Chez l’être humain, les sources alimentaires fiables sont donc surtout animales : abats, poissons, œufs, viandes, lait et produits laitiers.
L’Anses rappelle ainsi que la déficience est particulièrement fréquente chez les végétaliens lorsqu’aucun aliment enrichi ni complément n’est utilisé.
La découverte de la vitamine B12
L’histoire de la vitamine B12 est liée à celle de l’anémie pernicieuse.

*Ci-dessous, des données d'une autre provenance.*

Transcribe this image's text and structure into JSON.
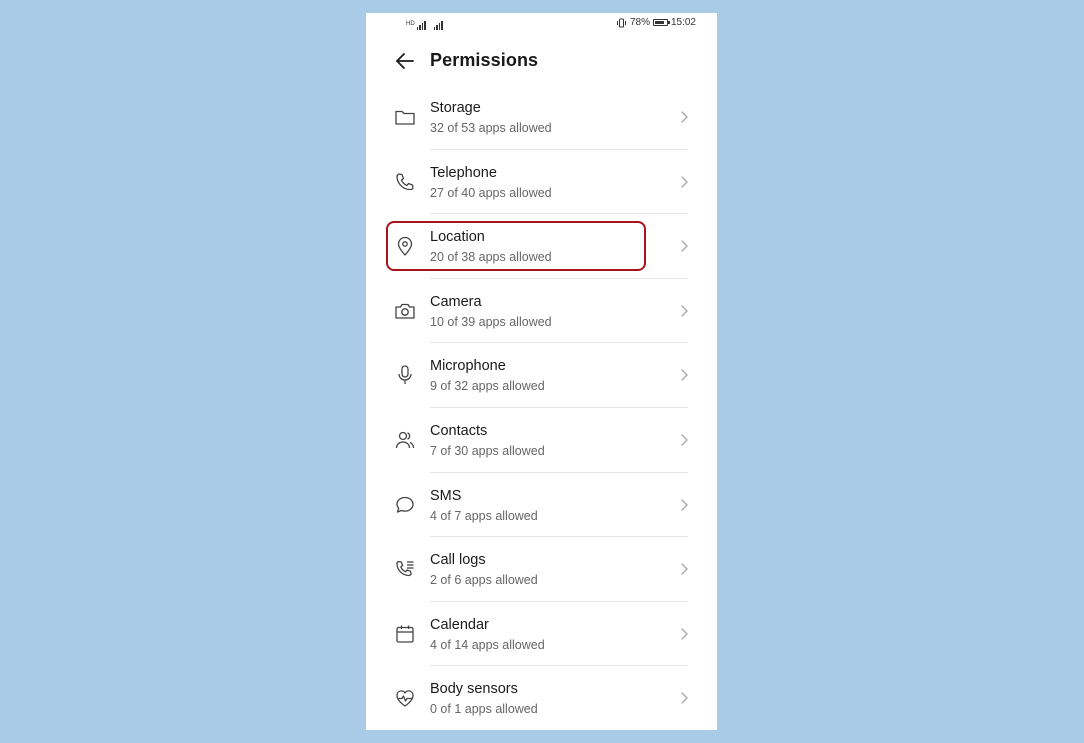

Avant l’identification du facteur antianémique, cette maladie était souvent grave, parfois mortelle.
L’observation qu’un régime riche en foie améliorait certains patients a précédé l’isolement de la vitamine B12 en 1948.
Cette découverte a marqué un tournant : elle a montré qu’un trouble hématologique et neurologique sévère pouvait relever d’un déficit nutritionnel précis et traitable.[1]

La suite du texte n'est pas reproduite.